Uncertainty Modeling for Stereo Depth Estimation
A stereo depth estimation project focused on modeling both aleatoric and epistemic uncertainty for safer real-time depth prediction.
Project Snapshot
| Signal | Details |
|---|---|
| Timeline | Feb 2022 to May 2022 |
| Organization | XPENG Robotics |
| Focus | Aleatoric and Epistemic Uncertainty Modelling in Stereo Depth Estimation |
| Stack | Custom implementation and project-specific tooling |
Approach
- Trained a Deep Learning Cost Volume based Stereo Depth Estimation Algorithms on custom Sparse and Dense datasets for performance comparison
- Aleatoric Uncertainty Modelling by learning Variance by adding a small Variance Network to current Depth Estimation Algorithm and training with NLL (Negative Likelihood) Loss
- Initially learning Epistemic Uncertainty using MC-Dropout Method (Requires multiple Forward passes)

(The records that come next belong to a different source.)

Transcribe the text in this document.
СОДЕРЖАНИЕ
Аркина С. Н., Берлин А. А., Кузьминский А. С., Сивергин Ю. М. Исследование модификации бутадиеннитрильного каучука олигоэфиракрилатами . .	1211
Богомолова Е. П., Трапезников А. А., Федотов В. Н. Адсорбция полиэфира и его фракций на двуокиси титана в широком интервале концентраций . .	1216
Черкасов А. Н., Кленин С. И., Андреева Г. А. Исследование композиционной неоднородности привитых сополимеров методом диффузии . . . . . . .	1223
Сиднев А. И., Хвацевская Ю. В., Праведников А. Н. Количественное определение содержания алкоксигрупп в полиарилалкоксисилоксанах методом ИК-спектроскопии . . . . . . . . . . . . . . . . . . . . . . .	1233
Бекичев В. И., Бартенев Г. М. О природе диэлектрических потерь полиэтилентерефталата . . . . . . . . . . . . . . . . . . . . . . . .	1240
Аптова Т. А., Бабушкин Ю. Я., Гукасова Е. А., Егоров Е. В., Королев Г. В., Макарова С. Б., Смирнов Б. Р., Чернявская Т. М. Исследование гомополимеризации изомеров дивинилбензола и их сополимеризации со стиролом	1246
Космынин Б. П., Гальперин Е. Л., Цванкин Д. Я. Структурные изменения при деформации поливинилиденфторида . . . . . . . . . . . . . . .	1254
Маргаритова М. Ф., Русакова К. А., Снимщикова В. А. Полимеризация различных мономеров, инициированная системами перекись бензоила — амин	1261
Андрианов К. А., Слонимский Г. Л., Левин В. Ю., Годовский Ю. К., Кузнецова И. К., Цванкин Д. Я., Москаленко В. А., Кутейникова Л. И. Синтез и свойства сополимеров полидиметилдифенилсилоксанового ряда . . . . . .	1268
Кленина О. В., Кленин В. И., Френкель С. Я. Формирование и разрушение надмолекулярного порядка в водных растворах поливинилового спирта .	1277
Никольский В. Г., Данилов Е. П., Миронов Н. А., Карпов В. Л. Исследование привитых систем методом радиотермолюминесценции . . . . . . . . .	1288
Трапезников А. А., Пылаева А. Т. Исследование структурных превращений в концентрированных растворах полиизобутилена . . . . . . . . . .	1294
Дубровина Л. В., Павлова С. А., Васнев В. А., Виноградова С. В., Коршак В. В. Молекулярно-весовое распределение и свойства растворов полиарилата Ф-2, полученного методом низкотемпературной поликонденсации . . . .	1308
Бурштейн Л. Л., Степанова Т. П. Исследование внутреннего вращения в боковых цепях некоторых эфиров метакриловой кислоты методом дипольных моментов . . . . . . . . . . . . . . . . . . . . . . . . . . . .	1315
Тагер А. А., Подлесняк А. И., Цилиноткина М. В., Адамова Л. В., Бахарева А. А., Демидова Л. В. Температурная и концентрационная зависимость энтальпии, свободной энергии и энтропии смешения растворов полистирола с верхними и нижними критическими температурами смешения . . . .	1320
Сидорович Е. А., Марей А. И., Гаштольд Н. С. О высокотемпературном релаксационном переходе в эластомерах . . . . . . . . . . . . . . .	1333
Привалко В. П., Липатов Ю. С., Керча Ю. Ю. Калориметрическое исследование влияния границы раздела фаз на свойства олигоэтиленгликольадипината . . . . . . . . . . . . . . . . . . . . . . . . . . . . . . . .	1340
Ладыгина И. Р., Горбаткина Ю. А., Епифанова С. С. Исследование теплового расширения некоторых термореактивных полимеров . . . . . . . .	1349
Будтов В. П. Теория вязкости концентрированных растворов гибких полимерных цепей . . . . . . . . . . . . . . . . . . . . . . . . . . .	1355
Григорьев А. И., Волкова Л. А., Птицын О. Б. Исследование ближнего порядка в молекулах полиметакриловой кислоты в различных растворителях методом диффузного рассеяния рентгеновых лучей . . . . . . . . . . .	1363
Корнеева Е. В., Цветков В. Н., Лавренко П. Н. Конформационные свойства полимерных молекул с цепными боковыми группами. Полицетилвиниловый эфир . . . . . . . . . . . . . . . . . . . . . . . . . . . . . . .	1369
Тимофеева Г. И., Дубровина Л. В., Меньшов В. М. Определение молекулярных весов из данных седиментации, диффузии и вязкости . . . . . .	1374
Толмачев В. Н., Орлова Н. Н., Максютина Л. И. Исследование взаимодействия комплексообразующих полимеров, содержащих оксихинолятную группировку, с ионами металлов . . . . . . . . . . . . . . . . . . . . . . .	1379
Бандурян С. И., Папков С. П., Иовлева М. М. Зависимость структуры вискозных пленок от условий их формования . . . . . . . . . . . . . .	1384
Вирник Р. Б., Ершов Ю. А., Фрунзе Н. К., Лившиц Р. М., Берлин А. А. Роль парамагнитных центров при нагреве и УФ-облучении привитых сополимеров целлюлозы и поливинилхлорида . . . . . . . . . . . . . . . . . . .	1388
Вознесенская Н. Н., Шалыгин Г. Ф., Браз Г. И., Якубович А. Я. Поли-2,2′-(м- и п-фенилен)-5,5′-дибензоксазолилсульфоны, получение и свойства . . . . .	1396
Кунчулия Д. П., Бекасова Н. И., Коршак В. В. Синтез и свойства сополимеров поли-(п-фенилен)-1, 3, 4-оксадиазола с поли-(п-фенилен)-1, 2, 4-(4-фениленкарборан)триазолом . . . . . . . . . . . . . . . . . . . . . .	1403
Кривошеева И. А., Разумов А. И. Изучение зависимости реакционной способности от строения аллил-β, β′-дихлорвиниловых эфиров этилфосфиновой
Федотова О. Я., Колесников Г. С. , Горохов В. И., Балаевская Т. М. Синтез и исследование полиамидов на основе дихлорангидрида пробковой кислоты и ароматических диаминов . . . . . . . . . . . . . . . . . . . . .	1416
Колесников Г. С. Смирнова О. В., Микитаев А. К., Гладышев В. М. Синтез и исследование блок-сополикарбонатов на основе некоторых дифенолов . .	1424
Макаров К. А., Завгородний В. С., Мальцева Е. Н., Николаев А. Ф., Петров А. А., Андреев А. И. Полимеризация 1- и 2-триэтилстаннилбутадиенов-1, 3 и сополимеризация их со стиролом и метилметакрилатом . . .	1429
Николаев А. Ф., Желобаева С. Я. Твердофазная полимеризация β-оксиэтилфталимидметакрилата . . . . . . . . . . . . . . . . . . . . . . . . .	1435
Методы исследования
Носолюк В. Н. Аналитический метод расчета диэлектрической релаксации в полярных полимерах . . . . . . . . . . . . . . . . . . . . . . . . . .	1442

- Explored Sampling-free Epistemic Uncertainty Estimation using Evidential Deep Learning
- To Deploy sampling free Uncertainty Estimation to Filter Uncertain Depth Prediction on a real time system
Goal
Deploy sampling-free uncertainty estimation to filter unreliable depth predictions in a real-time robotics perception system.